Rotating it this way is going to help make a lot more sense. So lets start with parity and self clocking sprocket holes. The parity helps determine whether this is ASCII or EIA formatted. Do not count the sprocket holes and count left to right.

• EVEN PARITY = ASCII
• ODD PARITY = EIA
• ALL ROWS MUST BE EITHER EVEN OR ODD

So you can see there is an even number of bits per row, on every row of the tape, this means ASCII. The parity bit is only added such that there is an even number of bits in the row for ASCII, conversely if this was EIA you would only add a parity bit to make sure the total was odd. For example, as shown above the first row only has 2 bits and is already even, so the value in your parity column is zero. But the fourth row had 3 bits, so 1 parity bit was added to make it even. That's all that it is used for, you essentially ignore it once you know if this is ASCII or EIA. Fun fact, back in the day when you would process punched tape, if you had a single parity error the entire program would stop and fail. Boooo! Anyway the job submission required you to put it in hexadecimal and we know this is ASCII due to even parity, so....
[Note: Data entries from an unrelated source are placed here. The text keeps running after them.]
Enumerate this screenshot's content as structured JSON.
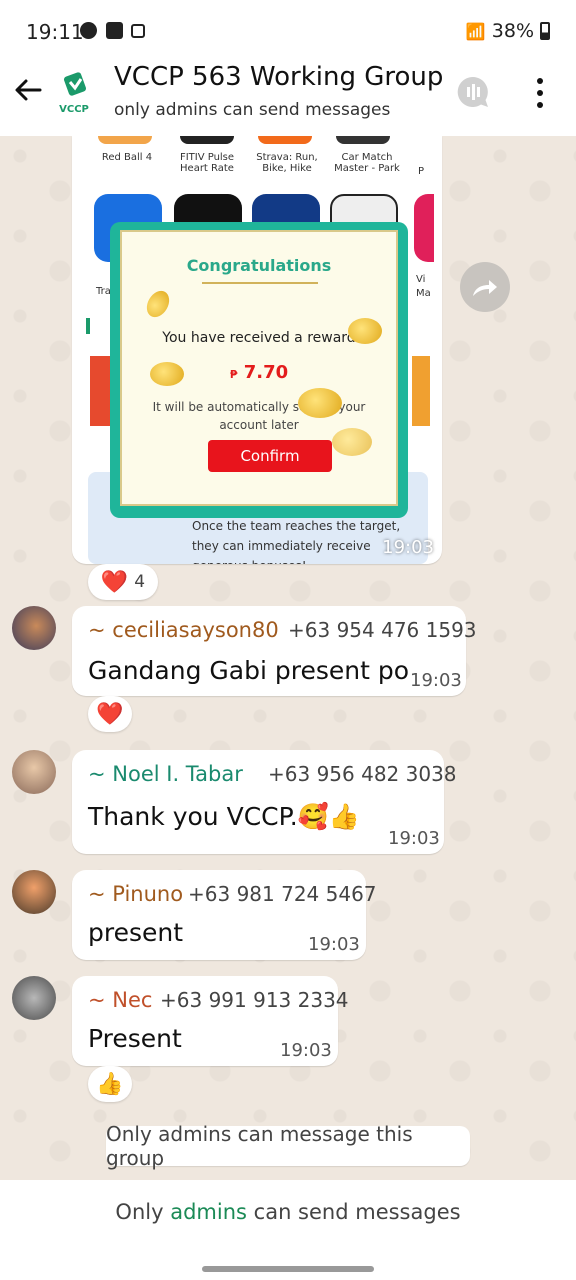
{
  "status_bar": {
    "time": "19:11",
    "battery": "38%"
  },
  "header": {
    "title": "VCCP 563 Working Group",
    "subtitle": "only admins can send messages",
    "logo_text": "VCCP"
  },
  "image_message": {
    "app_labels": [
      "Red Ball 4",
      "FITIV Pulse Heart Rate",
      "Strava: Run, Bike, Hike",
      "Car Match Master - Park"
    ],
    "side_labels": [
      "Tra",
      "Vi",
      "Ma",
      "P"
    ],
    "reward_popup": {
      "title": "Congratulations",
      "received_text": "You have received a reward",
      "currency": "₱",
      "amount": "7.70",
      "auto_text": "It will be automatically sent to your account later",
      "confirm_label": "Confirm"
    },
    "banner_text": "Once the team reaches the target, they can immediately receive generous bonuses!",
    "time": "19:03",
    "reaction": "❤️",
    "reaction_count": "4"
  },
  "messages": [
    {
      "sender": "~ ceciliasayson80",
      "phone": "+63 954 476 1593",
      "text": "Gandang Gabi present po",
      "time": "19:03",
      "reaction": "❤️",
      "sender_color": "#a05a1e"
    },
    {
      "sender": "~ Noel I. Tabar",
      "phone": "+63 956 482 3038",
      "text": "Thank you VCCP.🥰👍",
      "time": "19:03",
      "sender_color": "#1a8a6e"
    },
    {
      "sender": "~ Pinuno",
      "phone": "+63 981 724 5467",
      "text": "present",
      "time": "19:03",
      "sender_color": "#a05a1e"
    },
    {
      "sender": "~ Nec",
      "phone": "+63 991 913 2334",
      "text": "Present",
      "time": "19:03",
      "reaction": "👍",
      "sender_color": "#c0502a"
    }
  ],
  "notice": "Only admins can message this group",
  "footer": {
    "prefix": "Only",
    "link": "admins",
    "suffix": "can send messages"
  }
}
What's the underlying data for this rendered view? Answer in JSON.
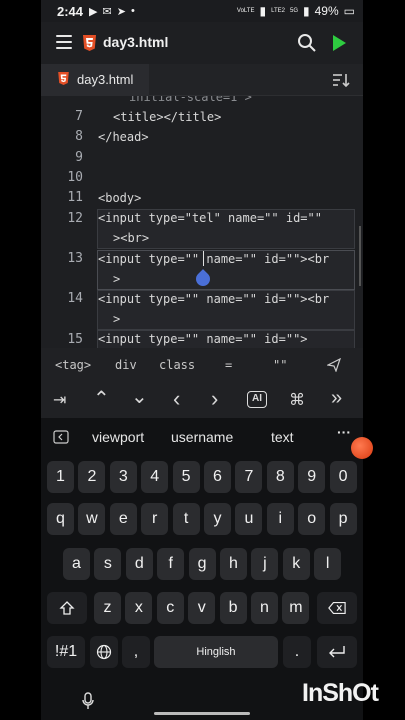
{
  "status_bar": {
    "time": "2:44",
    "battery": "49%",
    "net_label_1": "VoLTE",
    "net_label_2": "LTE2",
    "net_label_3": "5G"
  },
  "app_bar": {
    "file_title": "day3.html",
    "icons": [
      "menu-icon",
      "html5-icon",
      "search-icon",
      "run-icon"
    ]
  },
  "tabs": [
    {
      "label": "day3.html",
      "active": true
    }
  ],
  "editor": {
    "partial_top": "initial-scale=1\">",
    "lines": [
      {
        "num": "7",
        "text": "<title></title>"
      },
      {
        "num": "8",
        "text": "</head>"
      },
      {
        "num": "9",
        "text": ""
      },
      {
        "num": "10",
        "text": ""
      },
      {
        "num": "11",
        "text": "<body>"
      },
      {
        "num": "12",
        "text": "<input type=\"tel\" name=\"\" id=\"\"",
        "wrap": "><br>"
      },
      {
        "num": "13",
        "text": "<input type=\"\" name=\"\" id=\"\"><br",
        "wrap": ">"
      },
      {
        "num": "14",
        "text": "<input type=\"\" name=\"\" id=\"\"><br",
        "wrap": ">"
      },
      {
        "num": "15",
        "text": "<input type=\"\" name=\"\" id=\"\">"
      }
    ]
  },
  "snippet_bar": [
    "<tag>",
    "div",
    "class",
    "=",
    "\"\""
  ],
  "keys_bar": {
    "tab": "⇥",
    "up": "⌃",
    "down": "⌄",
    "left": "‹",
    "right": "›",
    "ai": "AI",
    "cmd": "⌘",
    "skip": "»"
  },
  "keyboard": {
    "suggestions": [
      "viewport",
      "username",
      "text"
    ],
    "more": "···",
    "row_numbers": [
      "1",
      "2",
      "3",
      "4",
      "5",
      "6",
      "7",
      "8",
      "9",
      "0"
    ],
    "row1": [
      "q",
      "w",
      "e",
      "r",
      "t",
      "y",
      "u",
      "i",
      "o",
      "p"
    ],
    "row2": [
      "a",
      "s",
      "d",
      "f",
      "g",
      "h",
      "j",
      "k",
      "l"
    ],
    "row3": [
      "z",
      "x",
      "c",
      "v",
      "b",
      "n",
      "m"
    ],
    "symbols": "!#1",
    "comma": ",",
    "space": "Hinglish",
    "period": "."
  },
  "watermark": "InShOt"
}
Convert each row to binary, find the hex value of that binary, then convert that hex to decimal and get its ASCII value (Simple right?)

• 1000001 = 41 hex = A
• 1000100 = 44 hex = D
• 0110000 = 30 hex = 0
• 1000011  = 43 hex = C
• 1000001 = 41 hex = A
• 1000100 = 44 hex = D
• 0110000 = 30 hex = 0
• 0110101 = 35 hex = 5
• 1000100 = 44 hex = D
• 1000101 = 45 hex = E
• 0110001 = 31 hex = 1
• 1000110 = 46 hex = F
• 0110001 = 31 hex = 1
• 1000100 = 44 hex = D
• 0110001 = 31 hex = 1
• 0110001 = 31 hex = 1
• 0110000 = 30 hex = 0
• 0110101 = 35 hex = 5

The Code is (go bottom to top given how the tape is read in) : 5011D1F1ED50DAC0DA

One would then write this on a job card, turn it in, get a tape made, run it through their badge to get points, then share the tape with others because sharing is caring. We feel very humbled the TyMkrs included us in this and gave us the freedom to hand out the cards as we see fit. We heart you!

AND!XOR DC27 Free Badge Challenge

Oh did you see this? The other reason we like going to cons is so we can put our own challenges out there to let hackers earn free stuff.
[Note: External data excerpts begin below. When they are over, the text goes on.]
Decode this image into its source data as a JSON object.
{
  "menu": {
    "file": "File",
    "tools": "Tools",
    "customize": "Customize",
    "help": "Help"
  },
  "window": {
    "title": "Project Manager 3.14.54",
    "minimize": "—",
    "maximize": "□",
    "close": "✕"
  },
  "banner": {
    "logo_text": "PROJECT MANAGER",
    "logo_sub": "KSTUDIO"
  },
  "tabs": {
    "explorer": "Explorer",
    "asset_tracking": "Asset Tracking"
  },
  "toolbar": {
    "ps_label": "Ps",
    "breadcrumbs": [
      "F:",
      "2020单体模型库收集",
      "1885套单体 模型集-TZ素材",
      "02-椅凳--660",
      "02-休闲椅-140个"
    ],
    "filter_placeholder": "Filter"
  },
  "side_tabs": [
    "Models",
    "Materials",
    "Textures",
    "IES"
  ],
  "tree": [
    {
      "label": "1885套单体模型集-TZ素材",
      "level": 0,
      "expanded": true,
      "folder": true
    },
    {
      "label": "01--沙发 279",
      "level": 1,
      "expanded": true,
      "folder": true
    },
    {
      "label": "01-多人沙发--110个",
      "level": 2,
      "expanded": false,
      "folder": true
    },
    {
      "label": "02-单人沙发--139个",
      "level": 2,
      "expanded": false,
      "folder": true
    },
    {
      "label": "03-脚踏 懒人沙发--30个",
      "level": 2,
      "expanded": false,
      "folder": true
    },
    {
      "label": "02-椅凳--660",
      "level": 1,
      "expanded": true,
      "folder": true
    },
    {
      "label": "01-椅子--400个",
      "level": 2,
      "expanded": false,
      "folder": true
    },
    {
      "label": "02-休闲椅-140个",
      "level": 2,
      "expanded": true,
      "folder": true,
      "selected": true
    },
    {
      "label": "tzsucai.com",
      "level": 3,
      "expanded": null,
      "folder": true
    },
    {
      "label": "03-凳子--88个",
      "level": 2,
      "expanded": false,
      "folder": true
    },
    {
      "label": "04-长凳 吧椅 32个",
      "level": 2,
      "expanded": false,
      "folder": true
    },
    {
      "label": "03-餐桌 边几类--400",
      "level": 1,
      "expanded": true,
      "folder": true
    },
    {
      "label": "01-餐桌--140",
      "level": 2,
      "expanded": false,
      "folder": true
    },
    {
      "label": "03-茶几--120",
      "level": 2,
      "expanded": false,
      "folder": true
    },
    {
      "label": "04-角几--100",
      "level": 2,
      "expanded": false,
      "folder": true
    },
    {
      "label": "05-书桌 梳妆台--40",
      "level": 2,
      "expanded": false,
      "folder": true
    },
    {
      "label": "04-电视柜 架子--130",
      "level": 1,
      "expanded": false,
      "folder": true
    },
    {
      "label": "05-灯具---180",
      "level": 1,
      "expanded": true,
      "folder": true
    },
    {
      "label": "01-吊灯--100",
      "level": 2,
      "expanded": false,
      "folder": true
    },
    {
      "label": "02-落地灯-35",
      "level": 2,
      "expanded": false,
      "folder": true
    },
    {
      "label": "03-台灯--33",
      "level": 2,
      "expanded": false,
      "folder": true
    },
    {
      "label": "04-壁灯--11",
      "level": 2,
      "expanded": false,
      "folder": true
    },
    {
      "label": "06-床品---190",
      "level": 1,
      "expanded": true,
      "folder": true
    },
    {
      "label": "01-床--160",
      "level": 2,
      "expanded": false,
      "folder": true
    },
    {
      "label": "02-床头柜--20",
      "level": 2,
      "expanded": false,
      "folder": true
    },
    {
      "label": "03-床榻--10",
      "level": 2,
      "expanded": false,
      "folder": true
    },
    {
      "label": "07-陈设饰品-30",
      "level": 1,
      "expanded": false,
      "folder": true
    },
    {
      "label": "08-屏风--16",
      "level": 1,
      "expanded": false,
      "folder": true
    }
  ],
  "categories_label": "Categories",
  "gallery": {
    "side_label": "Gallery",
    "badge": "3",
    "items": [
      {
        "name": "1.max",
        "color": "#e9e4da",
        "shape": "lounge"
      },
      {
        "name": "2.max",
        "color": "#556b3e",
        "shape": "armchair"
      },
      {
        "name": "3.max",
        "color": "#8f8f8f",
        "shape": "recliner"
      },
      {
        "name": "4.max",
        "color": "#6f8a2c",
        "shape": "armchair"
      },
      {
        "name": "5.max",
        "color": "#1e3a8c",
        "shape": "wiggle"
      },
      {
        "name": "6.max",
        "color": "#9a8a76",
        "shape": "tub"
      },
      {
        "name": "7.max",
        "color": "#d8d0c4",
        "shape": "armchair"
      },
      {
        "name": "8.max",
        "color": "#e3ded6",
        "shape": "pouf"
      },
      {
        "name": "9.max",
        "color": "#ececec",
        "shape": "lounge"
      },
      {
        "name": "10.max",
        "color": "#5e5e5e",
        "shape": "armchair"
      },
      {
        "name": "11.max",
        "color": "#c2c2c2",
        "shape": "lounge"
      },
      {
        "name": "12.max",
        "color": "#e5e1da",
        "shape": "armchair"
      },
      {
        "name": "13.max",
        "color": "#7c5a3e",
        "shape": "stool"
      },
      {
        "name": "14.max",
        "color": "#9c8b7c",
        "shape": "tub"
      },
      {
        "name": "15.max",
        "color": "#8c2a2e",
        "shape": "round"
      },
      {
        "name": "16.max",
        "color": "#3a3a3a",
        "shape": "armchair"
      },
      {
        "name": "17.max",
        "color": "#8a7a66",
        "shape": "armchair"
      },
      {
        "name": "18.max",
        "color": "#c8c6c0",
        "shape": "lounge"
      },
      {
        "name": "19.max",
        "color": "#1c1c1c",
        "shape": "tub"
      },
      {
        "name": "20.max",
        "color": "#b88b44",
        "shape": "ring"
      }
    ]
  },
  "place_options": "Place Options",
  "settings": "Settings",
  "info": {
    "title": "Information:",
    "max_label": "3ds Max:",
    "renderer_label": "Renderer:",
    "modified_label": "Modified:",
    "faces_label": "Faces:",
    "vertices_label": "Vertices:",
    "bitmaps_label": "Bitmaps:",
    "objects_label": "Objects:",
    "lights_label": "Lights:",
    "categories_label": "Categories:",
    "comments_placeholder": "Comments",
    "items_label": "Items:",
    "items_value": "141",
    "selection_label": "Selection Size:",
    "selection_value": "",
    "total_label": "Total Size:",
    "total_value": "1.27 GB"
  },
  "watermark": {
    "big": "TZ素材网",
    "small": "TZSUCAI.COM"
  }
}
IF((Do you hackers want to earn one of our badges) && (you were at CypherCon this weekend) && (you found a floppy disk)) == TRUE) ... Then you may be wondering, who could have access to a Floppy Drive over the weekend? You still have time... the deadline isn't until 1557014400 (PLENTY OF TIME TO GET THIS DONE). Well one person already won, congrats to Phyxius! So there are only two more free badges left to be earned. There are multiple ways to win this challenge so if you picked up one of the 40 floppies we hid around the conference I suggest you at least grab an original or USB Floppy drive and get hacking.

AND!XOR DC27 Badge Progress

So what did we get done on the badge with all this going on at CypherCon? Improving our provisioning scripts to ensure the initial setup and flashing of the badges using a <REDACTED> is turn key easy for the folks over at Macrofab. Don't forget, an important part of Design For Manufacturing (DFM) is taking in to account whatever needs to be done to initially provision the badges, needs to be done over...and over...and over... and you are paying by the minute so whatever you are thinking it better scale well. Minimize error and cost, make it easy and everyone wins.

Also we were able to knock out some awesome dynamic <REDACTED> bling from the classic  <REDACTED> leveraging some fancy algorithm reverse engineering. We hope you like it as much as we do. Additionally two of the puzzles were refactored and white boarded (many tiny hotel room paper pads, which Hyr0n flushed so good luck dumpster diving). All in all it was a very productive trip making progress on the badge. April is crunch time for us, since we lock the baseline down in May to be feature complete; i.e. only bug fixes until DEF CON. It's all coming together and we're very excited about it. TTFN!